Herein we analyse late-time (post-plateau; 103 < t < 1229 d) optical spectra of low-redshift (z < 0.016), hydrogen-rich Type IIP supernovae (SNe IIP). Our newly constructed sample contains 91 nebular spectra of 38 SNe IIP, which is the largest dataset of its kind ever analysed in one study, and many of the objects have complementary photometric data. We determined the peak and total luminosity, velocity of the peak, HWHM intensity, and profile shape for many emission lines. Temporal evolution of these values and various flux ratios are studied. We also investigate the correlations between these measurements and photometric observables, such as the peak and plateau absolute magnitudes and the late-time light curve decline rates in various optical bands.

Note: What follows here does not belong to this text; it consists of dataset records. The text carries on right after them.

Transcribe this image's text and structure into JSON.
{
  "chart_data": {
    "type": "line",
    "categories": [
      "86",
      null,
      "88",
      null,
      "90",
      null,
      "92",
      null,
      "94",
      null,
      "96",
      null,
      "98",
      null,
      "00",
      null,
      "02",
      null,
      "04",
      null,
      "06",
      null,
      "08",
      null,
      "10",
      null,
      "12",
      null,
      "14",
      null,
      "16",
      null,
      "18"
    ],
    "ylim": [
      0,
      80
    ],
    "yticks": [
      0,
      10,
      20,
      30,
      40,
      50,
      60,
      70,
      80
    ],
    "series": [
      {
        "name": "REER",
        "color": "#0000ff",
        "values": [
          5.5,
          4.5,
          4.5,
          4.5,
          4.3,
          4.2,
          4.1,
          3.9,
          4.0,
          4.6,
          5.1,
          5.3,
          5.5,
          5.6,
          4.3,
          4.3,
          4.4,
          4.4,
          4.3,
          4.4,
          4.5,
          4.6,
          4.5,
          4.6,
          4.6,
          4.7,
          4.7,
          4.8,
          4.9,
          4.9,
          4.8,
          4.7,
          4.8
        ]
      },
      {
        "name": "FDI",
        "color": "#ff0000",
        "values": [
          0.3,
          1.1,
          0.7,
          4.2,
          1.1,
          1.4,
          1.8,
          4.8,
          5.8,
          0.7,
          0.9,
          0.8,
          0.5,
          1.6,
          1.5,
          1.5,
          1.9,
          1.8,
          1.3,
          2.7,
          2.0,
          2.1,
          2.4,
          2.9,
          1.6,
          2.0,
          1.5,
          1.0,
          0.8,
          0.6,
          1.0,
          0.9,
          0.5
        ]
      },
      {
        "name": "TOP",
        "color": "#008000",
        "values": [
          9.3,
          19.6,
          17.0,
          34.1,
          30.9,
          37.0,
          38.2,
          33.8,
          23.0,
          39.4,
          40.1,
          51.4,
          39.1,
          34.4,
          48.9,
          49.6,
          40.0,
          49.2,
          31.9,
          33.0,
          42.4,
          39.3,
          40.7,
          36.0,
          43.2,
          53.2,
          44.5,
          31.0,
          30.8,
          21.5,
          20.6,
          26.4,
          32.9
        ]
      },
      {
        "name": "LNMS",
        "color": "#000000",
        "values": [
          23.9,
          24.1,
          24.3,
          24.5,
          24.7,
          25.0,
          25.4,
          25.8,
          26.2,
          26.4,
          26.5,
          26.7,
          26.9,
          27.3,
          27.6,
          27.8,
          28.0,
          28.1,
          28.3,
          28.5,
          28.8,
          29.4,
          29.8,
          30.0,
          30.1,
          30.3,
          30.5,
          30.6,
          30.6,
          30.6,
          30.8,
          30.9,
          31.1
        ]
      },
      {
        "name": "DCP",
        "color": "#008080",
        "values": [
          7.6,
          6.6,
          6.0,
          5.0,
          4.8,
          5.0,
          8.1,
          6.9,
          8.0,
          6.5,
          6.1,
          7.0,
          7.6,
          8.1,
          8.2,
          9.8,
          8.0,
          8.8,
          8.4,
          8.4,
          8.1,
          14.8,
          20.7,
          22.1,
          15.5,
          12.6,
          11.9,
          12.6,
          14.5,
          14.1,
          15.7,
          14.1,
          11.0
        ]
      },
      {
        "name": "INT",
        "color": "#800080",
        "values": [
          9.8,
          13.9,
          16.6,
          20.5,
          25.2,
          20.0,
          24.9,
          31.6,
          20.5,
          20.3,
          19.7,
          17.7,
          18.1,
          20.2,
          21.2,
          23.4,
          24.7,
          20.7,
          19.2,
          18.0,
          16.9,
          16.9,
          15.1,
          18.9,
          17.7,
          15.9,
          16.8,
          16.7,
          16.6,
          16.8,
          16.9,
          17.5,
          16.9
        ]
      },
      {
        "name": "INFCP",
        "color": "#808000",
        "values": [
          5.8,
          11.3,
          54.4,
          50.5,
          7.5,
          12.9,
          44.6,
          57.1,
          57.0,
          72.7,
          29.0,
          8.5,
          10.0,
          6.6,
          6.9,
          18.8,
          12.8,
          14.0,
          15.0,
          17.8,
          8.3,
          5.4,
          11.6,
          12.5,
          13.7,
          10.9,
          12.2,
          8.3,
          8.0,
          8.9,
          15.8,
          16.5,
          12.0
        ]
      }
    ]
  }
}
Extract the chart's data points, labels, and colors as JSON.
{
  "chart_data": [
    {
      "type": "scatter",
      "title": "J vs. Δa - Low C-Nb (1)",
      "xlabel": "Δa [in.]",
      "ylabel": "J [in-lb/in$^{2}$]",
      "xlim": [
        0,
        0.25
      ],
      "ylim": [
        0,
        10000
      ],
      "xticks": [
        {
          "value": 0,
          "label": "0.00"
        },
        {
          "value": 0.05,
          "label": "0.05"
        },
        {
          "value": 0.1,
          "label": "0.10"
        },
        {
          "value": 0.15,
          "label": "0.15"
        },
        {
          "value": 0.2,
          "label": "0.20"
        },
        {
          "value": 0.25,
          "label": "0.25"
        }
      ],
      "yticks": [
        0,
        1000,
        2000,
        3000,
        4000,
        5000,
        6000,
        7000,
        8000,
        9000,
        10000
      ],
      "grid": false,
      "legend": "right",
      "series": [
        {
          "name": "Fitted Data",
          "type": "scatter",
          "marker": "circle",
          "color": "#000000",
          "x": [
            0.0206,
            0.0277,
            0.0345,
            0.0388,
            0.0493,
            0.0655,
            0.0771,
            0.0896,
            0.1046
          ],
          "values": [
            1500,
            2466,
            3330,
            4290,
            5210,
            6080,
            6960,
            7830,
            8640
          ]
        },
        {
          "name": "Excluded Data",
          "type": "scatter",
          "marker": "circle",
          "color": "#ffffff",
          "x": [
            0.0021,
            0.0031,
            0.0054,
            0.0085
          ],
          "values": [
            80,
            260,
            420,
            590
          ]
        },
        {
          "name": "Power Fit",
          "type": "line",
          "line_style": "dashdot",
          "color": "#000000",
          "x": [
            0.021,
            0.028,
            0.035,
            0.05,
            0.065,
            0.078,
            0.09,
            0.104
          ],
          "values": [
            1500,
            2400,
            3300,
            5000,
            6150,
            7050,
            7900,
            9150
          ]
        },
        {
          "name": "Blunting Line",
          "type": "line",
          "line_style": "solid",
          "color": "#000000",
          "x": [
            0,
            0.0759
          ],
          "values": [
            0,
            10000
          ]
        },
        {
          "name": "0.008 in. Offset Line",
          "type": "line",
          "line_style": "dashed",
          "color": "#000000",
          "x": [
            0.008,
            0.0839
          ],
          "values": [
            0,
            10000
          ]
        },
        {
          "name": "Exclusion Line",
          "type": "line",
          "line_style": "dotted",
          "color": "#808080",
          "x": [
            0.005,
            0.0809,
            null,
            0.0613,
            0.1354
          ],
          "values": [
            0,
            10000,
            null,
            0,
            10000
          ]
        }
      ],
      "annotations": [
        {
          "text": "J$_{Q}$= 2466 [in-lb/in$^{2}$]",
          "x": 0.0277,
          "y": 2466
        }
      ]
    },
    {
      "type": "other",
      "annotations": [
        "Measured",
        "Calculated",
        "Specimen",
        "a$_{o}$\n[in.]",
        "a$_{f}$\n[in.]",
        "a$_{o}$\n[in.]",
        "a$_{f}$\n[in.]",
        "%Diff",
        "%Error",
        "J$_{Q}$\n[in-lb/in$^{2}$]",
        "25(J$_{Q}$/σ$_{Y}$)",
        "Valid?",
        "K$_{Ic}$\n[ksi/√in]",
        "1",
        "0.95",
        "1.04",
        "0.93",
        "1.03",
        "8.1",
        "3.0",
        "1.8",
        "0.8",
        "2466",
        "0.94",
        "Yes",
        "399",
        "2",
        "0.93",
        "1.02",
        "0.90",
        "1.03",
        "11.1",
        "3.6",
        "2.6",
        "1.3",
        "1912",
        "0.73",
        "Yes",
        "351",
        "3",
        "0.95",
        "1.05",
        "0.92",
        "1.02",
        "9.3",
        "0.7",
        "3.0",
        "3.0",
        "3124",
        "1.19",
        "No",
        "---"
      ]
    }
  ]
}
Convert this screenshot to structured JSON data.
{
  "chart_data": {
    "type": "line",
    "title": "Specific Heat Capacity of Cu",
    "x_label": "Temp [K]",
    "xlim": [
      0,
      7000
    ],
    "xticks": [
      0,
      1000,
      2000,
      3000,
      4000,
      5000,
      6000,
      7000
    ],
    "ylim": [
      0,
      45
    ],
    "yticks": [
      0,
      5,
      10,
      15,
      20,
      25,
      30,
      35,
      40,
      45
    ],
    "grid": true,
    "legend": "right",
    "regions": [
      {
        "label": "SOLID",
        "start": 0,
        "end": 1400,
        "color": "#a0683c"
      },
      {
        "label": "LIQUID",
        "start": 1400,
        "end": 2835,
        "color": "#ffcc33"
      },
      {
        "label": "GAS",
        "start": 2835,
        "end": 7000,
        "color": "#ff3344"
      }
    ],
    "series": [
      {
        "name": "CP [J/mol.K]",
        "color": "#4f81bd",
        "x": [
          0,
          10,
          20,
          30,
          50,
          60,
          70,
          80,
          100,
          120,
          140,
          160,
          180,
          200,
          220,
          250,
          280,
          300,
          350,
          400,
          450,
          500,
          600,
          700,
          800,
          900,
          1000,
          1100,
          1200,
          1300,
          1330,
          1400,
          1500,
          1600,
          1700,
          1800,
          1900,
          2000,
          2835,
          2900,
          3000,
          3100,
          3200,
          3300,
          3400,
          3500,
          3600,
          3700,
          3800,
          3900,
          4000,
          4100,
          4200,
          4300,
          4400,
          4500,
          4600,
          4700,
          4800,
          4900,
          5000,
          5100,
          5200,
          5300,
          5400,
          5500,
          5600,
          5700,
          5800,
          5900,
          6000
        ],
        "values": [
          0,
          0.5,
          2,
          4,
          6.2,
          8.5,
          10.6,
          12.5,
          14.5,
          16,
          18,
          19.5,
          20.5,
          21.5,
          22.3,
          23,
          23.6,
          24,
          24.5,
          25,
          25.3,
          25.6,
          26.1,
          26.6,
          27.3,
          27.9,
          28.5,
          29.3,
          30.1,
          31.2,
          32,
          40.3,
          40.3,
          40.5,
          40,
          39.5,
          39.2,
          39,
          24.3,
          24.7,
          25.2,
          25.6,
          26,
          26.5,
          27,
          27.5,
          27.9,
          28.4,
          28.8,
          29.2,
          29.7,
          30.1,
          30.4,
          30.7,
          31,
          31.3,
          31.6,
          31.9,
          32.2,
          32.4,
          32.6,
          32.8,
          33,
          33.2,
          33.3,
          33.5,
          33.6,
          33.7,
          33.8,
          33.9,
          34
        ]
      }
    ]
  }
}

The strongest and most robust result we find is that the luminosities of all spectral features (except those of helium) tend to be higher in objects with steeper late-time V-band decline rates. A steep late-time V-band slope likely arises from less efficient trapping of gamma-rays and positrons, which could be caused by multidimensional effects such as clumping of the ejecta or asphericity of the explosion itself. Furthermore, if gamma-rays and positrons can escape more easily, then so can photons via the observed emission lines, leading to more luminous spectral features. It is also shown that SNe IIP with larger progenitor stars have ejecta with a more physically extended oxygen layer that is well-mixed with the hydrogen layer. In addition, we find a subset of objects with evidence for asymmetric Ni-56 ejection, likely bipolar in shape. We also compare our observations to theoretical late-time spectral models of SNe IIP from two separate groups and find moderate-to-good agreement with both sets of models. Our SNe IIP spectra are consistent with models of 12-15 M_Sun progenitor stars having relatively low metallicity (Z $le$ 0.01).